First, we wil load the packages.

## Load Required Packages ##
library(rscorecard)
library(dplyr)
library(tidyverse)
library(ggplot2)
library(ggmap)
library(DT)
library(magrittr)

Finally, we will import the data. It’s important to note that rscorecard is currently only capable of pulling 1 year’s worth of data at a time, so we will pull each year individually and then combine them in the end.

## Initiate key for API usage ##
sc_key("JV4KLNjlODA8KU5ZDCNWDOCq6kLMuUcklZZO045s")

## Demographic data on ethnicity for each state and year (main campuses only). ##
## Note: College scorecard package is only capable of pulling 1 year at a time. ##
demographic_2009 <- sc_init() %>%
  sc_filter(main == 1) %>%
  sc_select(instnm, city, stabbr, zip,longitude, latitude,
            ugds, ugds_white, ugds_black, ugds_hisp, ugds_asian, ugds_aian,
            ugds_nhpi, ugds_2mor, ugds_nra, ugds_unkn) %>%
  sc_year(2009) %>%
  sc_get()

demographic_2010 <- sc_init() %>%
  sc_filter(main == 1) %>%
  sc_select(instnm, city, stabbr, zip,longitude, latitude,
            ugds, ugds_white, ugds_black, ugds_hisp, ugds_asian, ugds_aian,
            ugds_nhpi, ugds_2mor, ugds_nra, ugds_unkn) %>%
  sc_year(2010) %>%
  sc_get()

demographic_2011 <- sc_init() %>%
  sc_filter(main == 1) %>%
  sc_select(instnm, city, stabbr, zip,longitude, latitude,
            ugds, ugds_white, ugds_black, ugds_hisp, ugds_asian, ugds_aian,
            ugds_nhpi, ugds_2mor, ugds_nra, ugds_unkn) %>%
  sc_year(2011) %>%
  sc_get()

demographic_2012 <- sc_init() %>%
  sc_filter(main == 1) %>%
  sc_select(instnm, city, stabbr, zip, longitude, latitude,
            ugds, ugds_white, ugds_black, ugds_hisp, ugds_asian, ugds_aian,
            ugds_nhpi, ugds_2mor, ugds_nra, ugds_unkn) %>%
  sc_year(2012) %>%
  sc_get()

demographic_2013 <- sc_init() %>%
  sc_filter(main == 1) %>%
  sc_select(instnm, city, stabbr, zip,longitude, latitude,
            ugds, ugds_white, ugds_black, ugds_hisp, ugds_asian, ugds_aian,
            ugds_nhpi, ugds_2mor, ugds_nra, ugds_unkn) %>%
  sc_year(2013) %>%
  sc_get()

Cleaning data

Fortunately, this data is already tidy. The only real cleaning necessary is the combination of the individual years into a single dataset.

## Combine all years together ##
combined_data <- as_tibble(rbind(demographic_2009,
                                demographic_2010,
                                demographic_2011,
                                demographic_2012,
                                demographic_2013))
datatable(combined_data)

Planned Analysis

With this data, I plan to do the following analyses.
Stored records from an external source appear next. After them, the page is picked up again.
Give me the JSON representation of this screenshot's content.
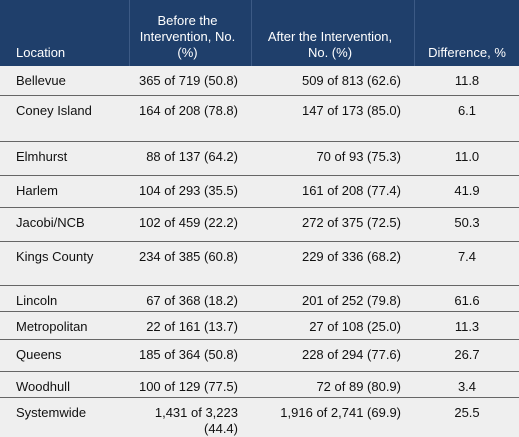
{
  "table": {
    "header": [
      "Location",
      "Before the Intervention, No. (%)",
      "After the Intervention, No. (%)",
      "Difference, %"
    ],
    "rows": [
      [
        "Bellevue",
        "365 of 719 (50.8)",
        "509 of 813 (62.6)",
        "11.8"
      ],
      [
        "Coney Island",
        "164 of 208 (78.8)",
        "147 of 173 (85.0)",
        "6.1"
      ],
      [
        "Elmhurst",
        "88 of 137 (64.2)",
        "70 of 93 (75.3)",
        "11.0"
      ],
      [
        "Harlem",
        "104 of 293 (35.5)",
        "161 of 208 (77.4)",
        "41.9"
      ],
      [
        "Jacobi/NCB",
        "102 of 459 (22.2)",
        "272 of 375 (72.5)",
        "50.3"
      ],
      [
        "Kings County",
        "234 of 385 (60.8)",
        "229 of 336 (68.2)",
        "7.4"
      ],
      [
        "Lincoln",
        "67 of 368 (18.2)",
        "201 of 252 (79.8)",
        "61.6"
      ],
      [
        "Metropolitan",
        "22 of 161 (13.7)",
        "27 of 108 (25.0)",
        "11.3"
      ],
      [
        "Queens",
        "185 of 364 (50.8)",
        "228 of 294 (77.6)",
        "26.7"
      ],
      [
        "Woodhull",
        "100 of 129 (77.5)",
        "72 of 89 (80.9)",
        "3.4"
      ],
      [
        "Systemwide",
        "1,431 of 3,223 (44.4)",
        "1,916 of 2,741 (69.9)",
        "25.5"
      ]
    ]
  }
}
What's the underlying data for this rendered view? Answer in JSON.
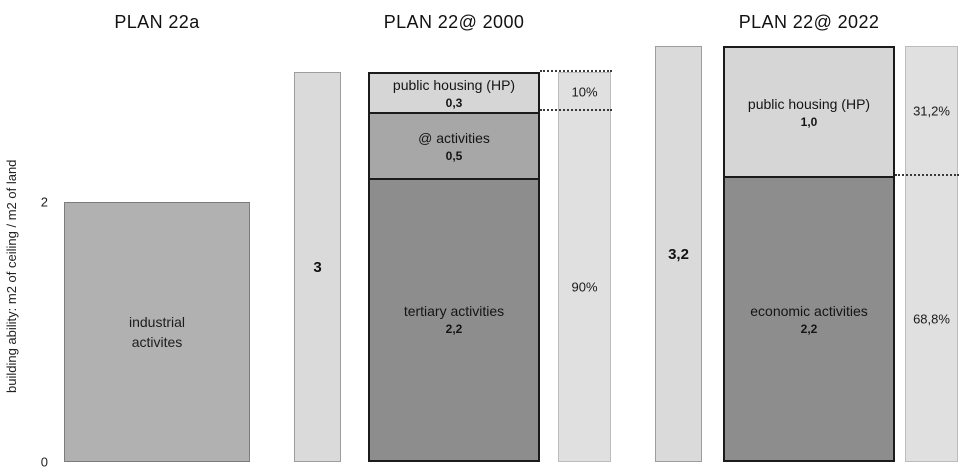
{
  "chart_data": {
    "type": "bar",
    "title": "",
    "xlabel": "",
    "ylabel": "building ability: m2 of ceiling / m2 of land",
    "ylim": [
      0,
      3.2
    ],
    "grid": false,
    "legend": "none",
    "yticks": [
      {
        "label": "2",
        "value": 2
      },
      {
        "label": "0",
        "value": 0
      }
    ],
    "groups": [
      {
        "title": "PLAN 22a",
        "total": 2,
        "segments": [
          {
            "label": "industrial\nactivites",
            "value": 2
          }
        ]
      },
      {
        "title": "PLAN 22@ 2000",
        "total": 3,
        "total_label": "3",
        "segments": [
          {
            "label": "public housing (HP)",
            "value": 0.3,
            "value_label": "0,3"
          },
          {
            "label": "@ activities",
            "value": 0.5,
            "value_label": "0,5"
          },
          {
            "label": "tertiary activities",
            "value": 2.2,
            "value_label": "2,2"
          }
        ],
        "percent_column": {
          "marks": [
            {
              "label": "10%",
              "center": 2.85
            },
            {
              "label": "90%",
              "center": 1.35
            }
          ],
          "dividers": [
            3,
            2.7
          ]
        }
      },
      {
        "title": "PLAN 22@ 2022",
        "total": 3.2,
        "total_label": "3,2",
        "segments": [
          {
            "label": "public housing (HP)",
            "value": 1.0,
            "value_label": "1,0"
          },
          {
            "label": "economic activities",
            "value": 2.2,
            "value_label": "2,2"
          }
        ],
        "percent_column": {
          "marks": [
            {
              "label": "31,2%",
              "center": 2.7
            },
            {
              "label": "68,8%",
              "center": 1.1
            }
          ],
          "dividers": [
            2.2
          ]
        }
      }
    ],
    "colors": {
      "industrial_fill": "#b1b1b1",
      "light_segment": "#d6d6d6",
      "medium_segment": "#a7a7a7",
      "dark_segment": "#8d8d8d",
      "total_column": "#dadada",
      "percent_column": "#e0e0e0",
      "stack_border": "#1b1b1b"
    }
  }
}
  • Aggregate the information by state and year to see if there are any geographical differences in the diversity of their college populations.
  • Determine which areas and universities are the most diverse in the country and which have changed the most over the five year period.
  • Analyze the historical diversity of the University of Cincinnati.
  • Analyse the change in the different racial categories at the University of Cincinnati.